= Helsingin Kisa-Toverit =

Helsingin Kisa-Toverit (HKT) is a sports club founded in 1929 and based in Finland's capital city of Helsinki. The club have many departments and the strongest have been in basketball, track sports and field games.

== Basketball ==

=== Men ===
The basketball HKT has been played in the national basketball league for 26 seasons, during which it won 504 to 300 match. The club has won five championships in Finland in the period from 1961 to 1965, five silver and two bronze medals. Also the men's basketball department of HKT has won the 1969-70 national Cup. In European competitions HKT advanced to the quarterfinals of the 1963–64 FIBA European Champions Cup where the team eliminated by the Italian powerhouse Simmenthal Milano. In the 1964–65 FIBA European Champions Cup HKT faced in the round of 16 the famous Real Madrid and played a great home match where the Finnish lost with a 100-109 score.

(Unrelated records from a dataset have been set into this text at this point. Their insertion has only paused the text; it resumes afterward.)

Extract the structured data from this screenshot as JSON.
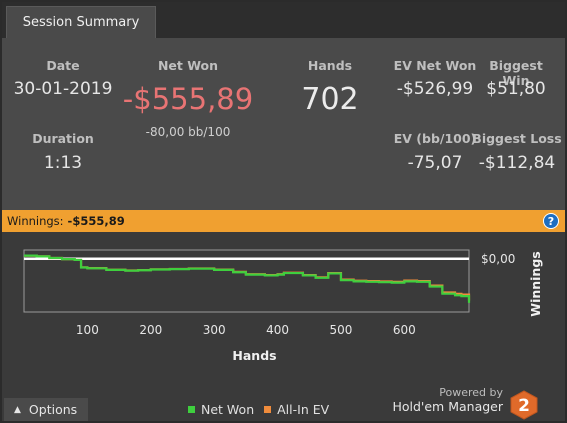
{
  "tab": {
    "label": "Session Summary"
  },
  "stats": {
    "date_label": "Date",
    "date_value": "30-01-2019",
    "net_won_label": "Net Won",
    "net_won_value": "-$555,89",
    "net_won_sub": "-80,00 bb/100",
    "hands_label": "Hands",
    "hands_value": "702",
    "ev_net_won_label": "EV Net Won",
    "ev_net_won_value": "-$526,99",
    "biggest_win_label": "Biggest Win",
    "biggest_win_value": "$51,80",
    "duration_label": "Duration",
    "duration_value": "1:13",
    "ev_bb_label": "EV (bb/100)",
    "ev_bb_value": "-75,07",
    "biggest_loss_label": "Biggest Loss",
    "biggest_loss_value": "-$112,84"
  },
  "winnings_bar": {
    "label": "Winnings:",
    "value": "-$555,89",
    "help_icon": "question-circle-icon"
  },
  "chart_data": {
    "type": "line",
    "xlabel": "Hands",
    "ylabel": "Winnings",
    "xlim": [
      0,
      702
    ],
    "ylim": [
      -620,
      60
    ],
    "x_ticks": [
      100,
      200,
      300,
      400,
      500,
      600
    ],
    "y_ticks": [
      {
        "value": 0,
        "label": "$0,00"
      }
    ],
    "x": [
      0,
      20,
      40,
      60,
      80,
      90,
      100,
      130,
      160,
      180,
      200,
      230,
      260,
      300,
      330,
      350,
      380,
      400,
      410,
      440,
      460,
      480,
      500,
      520,
      540,
      560,
      580,
      600,
      620,
      640,
      660,
      680,
      690,
      702
    ],
    "series": [
      {
        "name": "Net Won",
        "color": "#3ecf3e",
        "values": [
          40,
          30,
          10,
          -5,
          -15,
          -110,
          -120,
          -140,
          -150,
          -145,
          -135,
          -130,
          -125,
          -140,
          -170,
          -200,
          -210,
          -200,
          -180,
          -210,
          -240,
          -185,
          -270,
          -285,
          -290,
          -295,
          -300,
          -285,
          -290,
          -350,
          -440,
          -460,
          -470,
          -555.89
        ]
      },
      {
        "name": "All-In EV",
        "color": "#f08c3c",
        "values": [
          40,
          30,
          10,
          -5,
          -15,
          -108,
          -118,
          -138,
          -148,
          -142,
          -133,
          -128,
          -122,
          -136,
          -165,
          -195,
          -205,
          -195,
          -176,
          -205,
          -234,
          -180,
          -262,
          -276,
          -281,
          -286,
          -290,
          -275,
          -281,
          -338,
          -425,
          -442,
          -452,
          -526.99
        ]
      }
    ],
    "legend": [
      "Net Won",
      "All-In EV"
    ],
    "legend_position": "bottom-center",
    "grid": false
  },
  "footer": {
    "options_label": "Options",
    "legend_net_won": "Net Won",
    "legend_allin_ev": "All-In EV",
    "powered_by": "Powered by",
    "brand": "Hold'em Manager"
  }
}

The national team of Finland that took part in the basketball tournament of 1964 Olympic Games in Tokyo had constituted five players of Helsingin Kisa-Toverit (Martti Liimo, Kari Liimo, Raimo Vartia, Pertti Laanti and Teijo Finneman).

=== Women ===
Women's basketball section of HKT has played four seasons in the first division (Naisten Korisliiga). In 1967, the club's women's team won the only Finnish Championship. In 1966 HKT's women won their first championship medal, as naisjoukkue reached the Championship bronze medal.

=== Honours ===

Men

Finnish League
- Winners (5): 1960–61, 1961–62, 1962–63, 1963–64, 1964–65
Finnish Cup
- Winners (1): 1969–70

Women

Finnish League
- Winners (1): 1966–67

== Baseball ==
Baseball Helsingin Kisa-Toverit won two TUL's championships, in 1932 and 1935. Socially turned in one of his fastest baseball players of which, Alpo Savolainen, and Ensio Vuorinen.